From an abstract art point of view, I love this. From a practical part of view, I think it’s ludicrous… which, I guess, is another reason to love it.
The slowest and longest piece of music in the world
John-Cage-Organ-Project in Halberstadt, Germany
Since September 5, 2000, which is the 88th birthday of the avantgarde composer and artist John Cage, the slowest and longest concert that the world has ever heard has been playing: ORGAN2/ASLSP As SLow aS Possible that means this piece of music, for the organ, will be performed for 639 years in the church of St. Burchardi in Halberstadt, Germany.
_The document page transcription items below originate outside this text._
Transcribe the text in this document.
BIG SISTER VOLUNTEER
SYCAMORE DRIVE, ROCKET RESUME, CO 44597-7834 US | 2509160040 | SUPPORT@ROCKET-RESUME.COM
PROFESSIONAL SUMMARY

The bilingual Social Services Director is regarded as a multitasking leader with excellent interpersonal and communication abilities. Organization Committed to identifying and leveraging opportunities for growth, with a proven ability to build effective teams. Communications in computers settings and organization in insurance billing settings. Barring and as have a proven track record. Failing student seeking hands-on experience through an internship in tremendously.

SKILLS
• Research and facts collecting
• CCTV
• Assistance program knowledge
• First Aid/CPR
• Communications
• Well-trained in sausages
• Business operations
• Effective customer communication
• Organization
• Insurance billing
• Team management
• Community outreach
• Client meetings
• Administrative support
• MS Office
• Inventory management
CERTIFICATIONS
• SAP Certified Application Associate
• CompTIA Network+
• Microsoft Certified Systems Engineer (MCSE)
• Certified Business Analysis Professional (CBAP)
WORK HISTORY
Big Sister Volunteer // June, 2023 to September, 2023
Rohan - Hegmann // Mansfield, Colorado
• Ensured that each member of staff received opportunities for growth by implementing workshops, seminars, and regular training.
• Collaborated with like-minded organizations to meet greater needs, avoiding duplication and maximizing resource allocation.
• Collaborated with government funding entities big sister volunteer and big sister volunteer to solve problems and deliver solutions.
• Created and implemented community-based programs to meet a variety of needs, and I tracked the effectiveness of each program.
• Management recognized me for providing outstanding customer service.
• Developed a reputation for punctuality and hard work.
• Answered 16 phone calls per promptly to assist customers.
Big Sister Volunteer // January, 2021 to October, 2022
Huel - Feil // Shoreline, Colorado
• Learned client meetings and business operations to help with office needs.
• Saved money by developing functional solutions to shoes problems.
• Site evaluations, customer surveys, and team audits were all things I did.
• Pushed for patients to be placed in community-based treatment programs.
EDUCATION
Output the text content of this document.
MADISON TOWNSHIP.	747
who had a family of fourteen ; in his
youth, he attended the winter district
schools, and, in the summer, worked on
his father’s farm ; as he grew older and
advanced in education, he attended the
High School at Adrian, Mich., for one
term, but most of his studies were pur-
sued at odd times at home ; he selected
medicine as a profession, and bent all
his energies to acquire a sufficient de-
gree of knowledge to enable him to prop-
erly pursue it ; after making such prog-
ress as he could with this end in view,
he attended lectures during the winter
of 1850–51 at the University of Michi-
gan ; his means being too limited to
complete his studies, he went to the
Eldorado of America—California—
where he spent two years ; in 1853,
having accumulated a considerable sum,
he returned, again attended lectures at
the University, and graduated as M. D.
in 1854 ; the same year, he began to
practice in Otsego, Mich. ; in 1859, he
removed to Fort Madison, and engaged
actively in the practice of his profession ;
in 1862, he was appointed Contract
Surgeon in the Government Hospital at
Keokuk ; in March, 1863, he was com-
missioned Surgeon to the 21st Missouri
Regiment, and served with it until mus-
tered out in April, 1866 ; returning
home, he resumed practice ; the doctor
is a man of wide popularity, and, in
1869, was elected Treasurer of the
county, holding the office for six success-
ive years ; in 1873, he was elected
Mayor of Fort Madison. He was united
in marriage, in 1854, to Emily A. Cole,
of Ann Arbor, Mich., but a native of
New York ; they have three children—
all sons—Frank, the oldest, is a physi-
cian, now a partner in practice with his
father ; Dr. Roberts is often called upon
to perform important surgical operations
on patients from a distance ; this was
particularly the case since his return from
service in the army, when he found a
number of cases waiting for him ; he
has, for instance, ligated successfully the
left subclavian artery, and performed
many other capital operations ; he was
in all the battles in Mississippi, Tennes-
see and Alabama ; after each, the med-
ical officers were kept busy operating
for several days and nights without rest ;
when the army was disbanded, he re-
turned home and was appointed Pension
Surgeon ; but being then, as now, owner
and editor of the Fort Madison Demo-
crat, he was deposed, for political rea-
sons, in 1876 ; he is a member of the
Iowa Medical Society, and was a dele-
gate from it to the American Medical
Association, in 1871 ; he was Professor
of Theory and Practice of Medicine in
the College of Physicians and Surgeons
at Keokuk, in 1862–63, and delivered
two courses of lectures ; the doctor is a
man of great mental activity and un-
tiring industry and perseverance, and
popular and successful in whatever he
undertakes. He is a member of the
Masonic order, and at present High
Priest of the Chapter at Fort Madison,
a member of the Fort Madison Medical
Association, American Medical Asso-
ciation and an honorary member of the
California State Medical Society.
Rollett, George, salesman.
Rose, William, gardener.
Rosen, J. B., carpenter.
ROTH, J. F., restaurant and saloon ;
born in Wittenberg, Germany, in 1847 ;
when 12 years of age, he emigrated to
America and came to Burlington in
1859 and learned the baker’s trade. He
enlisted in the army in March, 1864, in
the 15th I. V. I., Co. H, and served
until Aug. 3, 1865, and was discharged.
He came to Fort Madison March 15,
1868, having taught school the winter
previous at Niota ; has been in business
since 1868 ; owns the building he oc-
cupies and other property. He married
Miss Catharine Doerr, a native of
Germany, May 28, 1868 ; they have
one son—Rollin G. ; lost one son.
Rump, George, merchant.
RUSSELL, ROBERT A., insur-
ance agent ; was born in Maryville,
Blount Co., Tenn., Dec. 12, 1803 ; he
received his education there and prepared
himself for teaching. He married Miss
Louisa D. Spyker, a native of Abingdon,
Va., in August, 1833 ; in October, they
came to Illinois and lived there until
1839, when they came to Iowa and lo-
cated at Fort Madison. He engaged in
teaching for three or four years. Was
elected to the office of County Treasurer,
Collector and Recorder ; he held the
How slow is “As slow as possible”?
In 1985 ASLSP was created as a version for the piano, but in 1987 John Cage changed it for the organ at the suggestion of the organist Gerd Zacher. The question of how to realise the opus leads to the conclusion that “as slow as possible” can be thought and played indefinitely – at least as long as the life of an organ lasts remains and also as long as peace and creativity in the following generations exist. But the question remained: How long should the piece be? The first organ performance was 29 minutes. A recent recording lasts 71 minutes. From that question a project was developed over the time that caused a worldwide sensation.
But why Halberstadt and why 639 years?
Michael Praetorius, a composer of the late 16th and early 17th centuries, wrote that an organ with the first modern keyboard arrangement had been built in Halberstadt’s cathedral in 1361. This organ was the first one with a claviature of 12 notes and this claviature is used on our keyboard instruments today. So one can say that the cradle of modern music was in Halberstadt. Subtract 1361 from the millennial year 2000, and the result is 639.